This is the mail archive of the
mailing list for the GCC project.
Re: Benchmarking theory
Toon Moene wrote:
> "Joseph S. Myers" wrote:
> > Benchmark results seem to get posted to the gcc list as single figures for
> > a test and old and new compilers, with assertions that results seem
> > significant or are consistent between runs. Why are benchmarks done on
> > this basis rather than using actual statistical significance tests?
> Perhaps because we haven't included specific benchmarking tests into our
> release criteria ?
> > Could someone point me to appropriate references on the theory of
> > benchmarking that explain this?
> Tsk. My theory of benchmarking is:
> 1. Take you own application.
> 2. Constuct a sample self-contained application out of it.
> 3. Ship it to prospective hardware sellers.
> 4. Rank results.
> 5. Buy.
> OK - simplistic, but it works.
I think Joe's point is that people aren't doing real statistics on the results.

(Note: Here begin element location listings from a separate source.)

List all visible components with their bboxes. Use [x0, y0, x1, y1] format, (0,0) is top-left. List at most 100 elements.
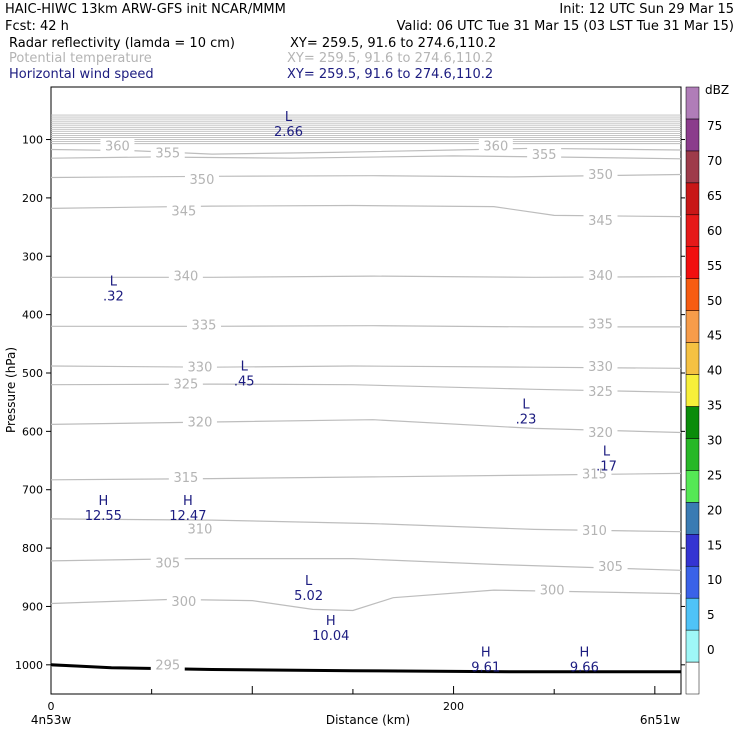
x-end-label: 6n51w: [640, 713, 681, 727]
colorbar-segment: [685, 406, 700, 439]
theta-contour-label: 300: [540, 583, 565, 598]
wind-extremum-type: L: [285, 110, 293, 125]
theta-contour-label: 330: [588, 360, 613, 375]
theta-label-bg: [583, 212, 618, 227]
theta-labels: 360 355 350 345 340 335 330 325 320 315 310 305 300 2…: [100, 138, 628, 674]
wind-extrema: L2.66L.32L.45L.23L.17H12.55H12.47L5.02H1…: [85, 110, 617, 676]
wind-extremum-type: H: [481, 646, 491, 661]
colorbar-segment: [685, 342, 700, 375]
wind-extremum-type: H: [98, 494, 108, 509]
theta-label-bg: [166, 203, 201, 218]
theta-label-bg: [583, 166, 618, 181]
theta-contour-label: 320: [588, 426, 613, 441]
theta-contour-label: 340: [588, 269, 613, 284]
theta-label-bg: [168, 469, 203, 484]
colorbar-segment: [685, 438, 700, 471]
theta-contour: [50, 589, 682, 612]
colorbar-level-label: 55: [707, 259, 722, 273]
theta-label-bg: [150, 145, 185, 160]
theta-contour-label: 335: [588, 317, 613, 332]
theta-contour-label: 315: [582, 467, 607, 482]
theta-contour: [50, 365, 682, 369]
wind-extremum-value: 12.55: [85, 509, 122, 524]
y-tick-label: 100: [22, 134, 43, 147]
theta-contours: [50, 114, 682, 673]
y-tick-label: 1000: [15, 659, 43, 672]
y-tick-label: 700: [22, 484, 43, 497]
theta-contour-label: 310: [188, 523, 213, 538]
init-time: Init: 12 UTC Sun 29 Mar 15: [559, 2, 734, 17]
ground-line: [50, 663, 681, 674]
theta-contour: [50, 383, 682, 393]
colorbar-level-label: 15: [707, 538, 722, 552]
model-title: HAIC-HIWC 13km ARW-GFS init NCAR/MMM: [5, 2, 286, 17]
colorbar-level-label: 0: [707, 643, 715, 657]
plot-frame: [50, 86, 682, 695]
wind-extremum-value: 2.66: [274, 125, 303, 140]
forecast-hour: Fcst: 42 h: [5, 19, 69, 34]
theta-contour-label: 335: [192, 318, 217, 333]
theta-label-bg: [593, 559, 628, 574]
theta-label-bg: [184, 172, 219, 187]
colorbar-segment: [685, 597, 700, 631]
theta-contour-label: 295: [155, 659, 180, 674]
theta-label-bg: [583, 424, 618, 439]
theta-contour-label: 360: [105, 139, 130, 154]
y-tick-label: 300: [22, 250, 43, 263]
colorbar-segment: [685, 374, 700, 407]
colorbar-segment: [685, 150, 700, 184]
theta-contour: [50, 173, 682, 179]
reflectivity-colorbar: 0 5 10 15 20 25 30 35 40 45 50 55 60 65 70 75: [685, 86, 722, 695]
theta-contour: [51, 325, 681, 328]
colorbar-level-label: 45: [707, 329, 722, 343]
theta-label-bg: [527, 147, 562, 162]
theta-label-bg: [150, 657, 185, 672]
colorbar-level-label: 40: [707, 364, 722, 378]
colorbar-segment: [685, 470, 700, 503]
theta-label-bg: [535, 582, 570, 597]
theta-label-bg: [583, 316, 618, 331]
colorbar-segment: [685, 565, 700, 599]
wind-extremum-value: .45: [234, 375, 255, 390]
field-xy-wind: XY= 259.5, 91.6 to 274.6,110.2: [287, 67, 493, 82]
theta-label-bg: [186, 317, 221, 332]
theta-label-bg: [182, 414, 217, 429]
colorbar-unit: dBZ: [705, 83, 729, 97]
theta-contour-label: 325: [173, 377, 198, 392]
wind-extremum-type: H: [579, 646, 589, 661]
y-axis-label: Pressure (hPa): [4, 347, 18, 433]
theta-contour-label: 305: [155, 557, 180, 572]
colorbar-segment: [685, 118, 700, 152]
theta-contour-label: 325: [588, 385, 613, 400]
wind-extremum-value: .23: [516, 413, 537, 428]
colorbar-segment: [685, 246, 700, 279]
colorbar-segment: [685, 310, 700, 343]
theta-contour: [51, 275, 682, 278]
theta-contour-label: 345: [588, 214, 613, 229]
theta-label-bg: [182, 359, 217, 374]
colorbar-level-label: 25: [707, 468, 722, 482]
colorbar-level-label: 50: [707, 294, 722, 308]
colorbar-level-label: 5: [707, 608, 715, 622]
theta-contour-label: 350: [588, 168, 613, 183]
wind-extremum-value: 9.66: [570, 661, 599, 676]
colorbar-level-label: 65: [707, 189, 722, 203]
field-xy-reflectivity: XY= 259.5, 91.6 to 274.6,110.2: [290, 36, 496, 51]
field-name-wind: Horizontal wind speed: [9, 67, 154, 82]
wind-extremum-type: H: [183, 494, 193, 509]
theta-label-bg: [583, 358, 618, 373]
wind-extremum-type: L: [603, 444, 611, 459]
theta-contour-label: 330: [188, 360, 213, 375]
colorbar-level-label: 20: [707, 503, 722, 517]
theta-contour-label: 315: [173, 471, 198, 486]
theta-contour: [50, 155, 682, 160]
theta-contour-label: 305: [598, 560, 623, 575]
y-tick-label: 600: [22, 425, 43, 438]
y-tick-label: 500: [22, 367, 43, 380]
field-name-theta: Potential temperature: [9, 51, 152, 66]
theta-label-bg: [182, 521, 217, 536]
theta-label-bg: [166, 594, 201, 609]
wind-extremum-value: 9.61: [471, 661, 500, 676]
y-tick-label: 400: [22, 309, 43, 322]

For example, with just 2 data points
(time on one compiler and the other) you don't have what is known as "power" to
distinguish whether the difference is actually significant or not. I certainly
wouldn't trust the hardware vendors to do real statistics either-- they'd just
run it a 100 times, and give you back their best result, even if they only got
that once. I'd like, at the very least, to see the median, mode, and standard
deviation of scores. Is your distribution of scores normal?